BOK braces for financial market volatility following higher-than-expected U.S. inflation data
SEOUL, Oct. 14 (Yonhap) — South Korea’s financial markets will likely see amplifying volatility affected by the U.S.’ announcement of higher-than-anticipated inflation data in September that will strengthen the case for the Federal Reserve’s sharp interest rate hikes in the coming months, Seoul’s central bank said Friday.
“Expectations have grown that the U.S. Fed will beef up monetary tightening to cope with high inflation and accordingly uncertainty will likely increase in financial markets at home and abroad,” the BOK said in a release after convening a meeting to discuss the impact of the latest U.S. consumer price data.
“We will keep close tabs on changes in financial and foreign exchange markets and be ready to take action in a timely manner in case of excessively high volatility,” it added.

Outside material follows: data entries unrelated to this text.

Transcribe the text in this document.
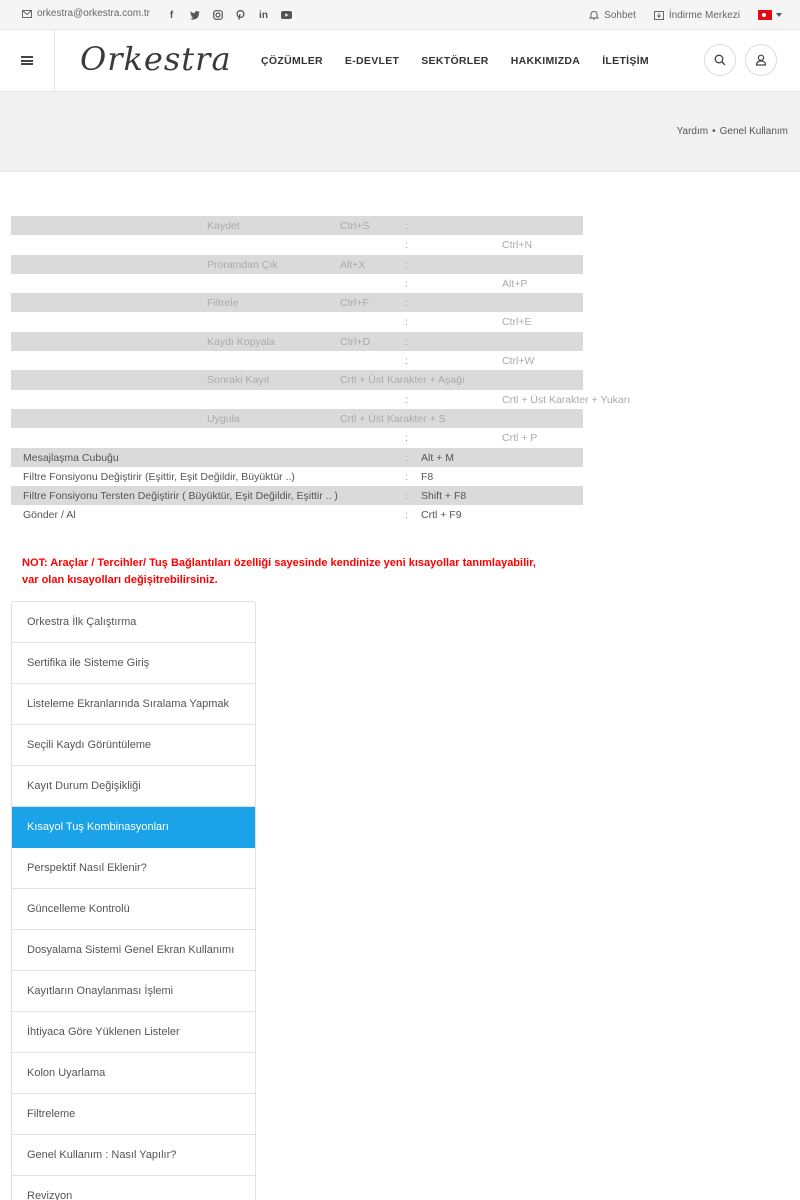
orkestra@orkestra.com.tr	f	in	Sohbet	İndirme Merkezi
Orkestra	ÇÖZÜMLER E-DEVLET SEKTÖRLER HAKKIMIZDA İLETİŞİM
Yardım • Genel Kullanım
Kaydet	Ctrl+S	:
:	Ctrl+N
Proramdan Çık	Alt+X	:
:	Alt+P
Filtrele	Ctrl+F	:
:	Ctrl+E
Kaydı Kopyala	Ctrl+D	:
:	Ctrl+W
Sonraki Kayıt	Crtl + Üst Karakter + Aşağı
:	Crtl + Üst Karakter + Yukarı
Uygula	Crtl + Üst Karakter + S
:	Crtl + P
Mesajlaşma Cubuğu	: Alt + M
Filtre Fonsiyonu Değiştirir (Eşittir, Eşit Değildir, Büyüktür ..)	: F8
Filtre Fonsiyonu Tersten Değiştirir ( Büyüktür, Eşit Değildir, Eşittir .. )	: Shift + F8
Gönder / Al	: Crtl + F9
NOT: Araçlar / Tercihler/ Tuş Bağlantıları özelliği sayesinde kendinize yeni kısayollar tanımlayabilir, var olan kısayolları değişitrebilirsiniz.
Orkestra İlk Çalıştırma
Sertifika ile Sisteme Giriş
Listeleme Ekranlarında Sıralama Yapmak
Seçili Kaydı Görüntüleme
Kayıt Durum Değişikliği
Kısayol Tuş Kombinasyonları
Perspektif Nasıl Eklenir?
Güncelleme Kontrolü
Dosyalama Sistemi Genel Ekran Kullanımı
Kayıtların Onaylanması İşlemi
İhtiyaca Göre Yüklenen Listeler
Kolon Uyarlama
Filtreleme
Genel Kullanım : Nasıl Yapılır?
Revizyon
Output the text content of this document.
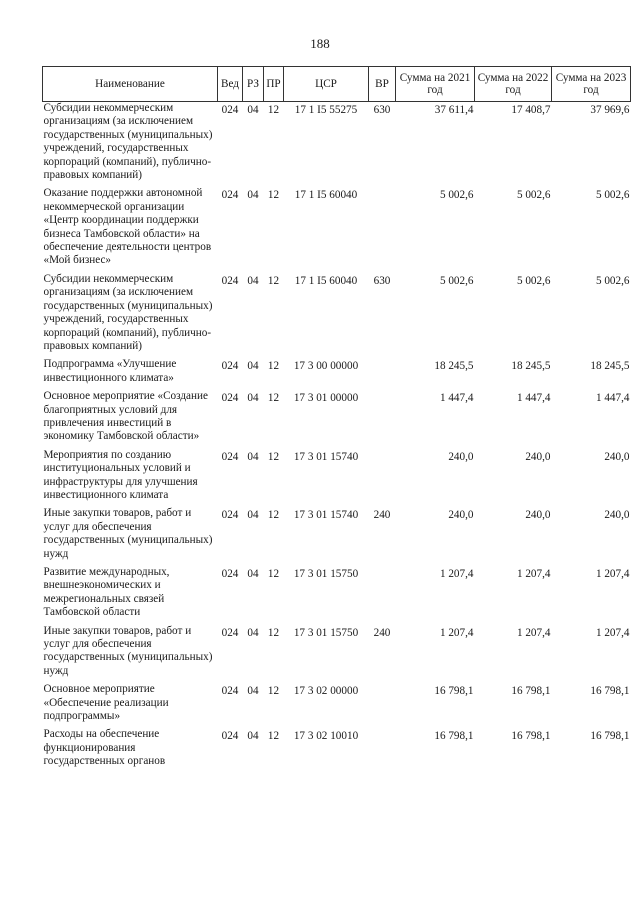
188
Наименование	Вед	РЗ	ПР	ЦСР	ВР	Сумма на 2021 год	Сумма на 2022 год	Сумма на 2023 год
Субсидии некоммерческим организациям (за исключением государственных (муниципальных) учреждений, государственных корпораций (компаний), публично-правовых компаний)	024	04	12	17 1 I5 55275	630	37 611,4	17 408,7	37 969,6
Оказание поддержки автономной некоммерческой организации «Центр координации поддержки бизнеса Тамбовской области» на обеспечение деятельности центров «Мой бизнес»	024	04	12	17 1 I5 60040		5 002,6	5 002,6	5 002,6
Субсидии некоммерческим организациям (за исключением государственных (муниципальных) учреждений, государственных корпораций (компаний), публично-правовых компаний)	024	04	12	17 1 I5 60040	630	5 002,6	5 002,6	5 002,6
Подпрограмма «Улучшение инвестиционного климата»	024	04	12	17 3 00 00000		18 245,5	18 245,5	18 245,5
Основное мероприятие «Создание благоприятных условий для привлечения инвестиций в экономику Тамбовской области»	024	04	12	17 3 01 00000		1 447,4	1 447,4	1 447,4
Мероприятия по созданию институциональных условий и инфраструктуры для улучшения инвестиционного климата	024	04	12	17 3 01 15740		240,0	240,0	240,0
Иные закупки товаров, работ и услуг для обеспечения государственных (муниципальных) нужд	024	04	12	17 3 01 15740	240	240,0	240,0	240,0
Развитие международных, внешнеэкономических и межрегиональных связей Тамбовской области	024	04	12	17 3 01 15750		1 207,4	1 207,4	1 207,4
Иные закупки товаров, работ и услуг для обеспечения государственных (муниципальных) нужд	024	04	12	17 3 01 15750	240	1 207,4	1 207,4	1 207,4
Основное мероприятие «Обеспечение реализации подпрограммы»	024	04	12	17 3 02 00000		16 798,1	16 798,1	16 798,1
Расходы на обеспечение функционирования государственных органов	024	04	12	17 3 02 10010		16 798,1	16 798,1	16 798,1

Overnight, the U.S. announced that the consumer price index in September rose 8.2 percent from a year earlier, a level higher than a market consensus, with core inflation, excluding volatile food and energy categories, accelerating to 6.6 percent, a new four-decade high.
Market watchers say that the persistently high inflation has augmented the case for continued aggressive rate hikes in the U.S. The Fed is widely expected to raise its policy rate by 0.75 percentage point early next month following such giant-step rate increases at each of its three previous gatherings.
How fast the Fed will raise its rate will have close ramifications on South Korea’s monetary policy that has also been aggressively tightened over the past year in the face of fast-rising inflation.
The Fed’s rate hikes could widen the current rate gap with South Korea, possibly prompting capital outflows that would lead to further weakening of the local currency and eventually exert additional upward inflation pressure.
On Wednesday, the BOK delivered its second big-step rate hike of 0.5 percentage point, the eighth increase since August last year, as it is striving to tame inflation and counter the won’s continued slide against the dollar.